Retrieval Evaluation & CI Quality Gate for RAG Systems
At a previous role, I was setting up customer support for a new B2B initiative. The knowledge base mixed inherited consumer docs with new business policies. When we explored an AI agent for frontline queries, it confidently answered from the wrong context — quoting consumer policies to business customers, mixing legacy with current plans. The failure mode wasn't "the AI doesn't know"; it was "the AI sounds right but isn't." EVALens catches this before it reaches production.

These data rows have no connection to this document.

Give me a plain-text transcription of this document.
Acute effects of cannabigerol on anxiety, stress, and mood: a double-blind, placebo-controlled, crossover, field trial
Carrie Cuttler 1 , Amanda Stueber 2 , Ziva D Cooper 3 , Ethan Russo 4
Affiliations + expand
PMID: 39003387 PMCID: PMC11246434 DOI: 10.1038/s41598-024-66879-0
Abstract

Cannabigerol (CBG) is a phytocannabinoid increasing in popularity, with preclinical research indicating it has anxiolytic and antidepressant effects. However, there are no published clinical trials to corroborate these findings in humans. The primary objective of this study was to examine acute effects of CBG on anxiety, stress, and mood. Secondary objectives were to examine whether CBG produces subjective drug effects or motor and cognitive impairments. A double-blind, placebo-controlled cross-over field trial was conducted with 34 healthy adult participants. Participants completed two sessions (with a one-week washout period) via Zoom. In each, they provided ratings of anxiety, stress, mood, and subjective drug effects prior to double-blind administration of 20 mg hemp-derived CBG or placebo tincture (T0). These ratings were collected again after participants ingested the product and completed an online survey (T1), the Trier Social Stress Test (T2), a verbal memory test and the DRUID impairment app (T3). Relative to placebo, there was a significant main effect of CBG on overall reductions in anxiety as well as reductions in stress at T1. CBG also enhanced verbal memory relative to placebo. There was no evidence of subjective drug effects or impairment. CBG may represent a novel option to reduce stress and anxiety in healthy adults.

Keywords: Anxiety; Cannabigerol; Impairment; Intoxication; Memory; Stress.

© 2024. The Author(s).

"Every PR runs the full 30-query eval set. Change one config parameter — retrieval_k from 4 to 1 — and the gate catches the regression."
Scores degrade left to right — by design.
Cost per eval run: $0.0234
"Precision and recall are gated — they showed the strongest separation between configs. Faithfulness was too stable (0.95/0.90) to detect regression. Relevancy delta was too small (0.018) and too coarse — a useless answer can score 1.0 if it's on-topic."
| Config | Precision | Recall | Faithfulness | Relevancy | Gate |
|---|---|---|---|---|---|
| Baseline k=4, chunk=1000 | 0.711 | 0.834 | 0.950 | 0.888 | PASS |
| Degraded retrieval k=1, chunk=1000 | 0.633 | 0.706 | 0.900 | 0.870 | FAIL |
| Reduced chunking k=4, chunk=200 | 0.736 | 0.839 | 0.988 | 0.806 | PASS |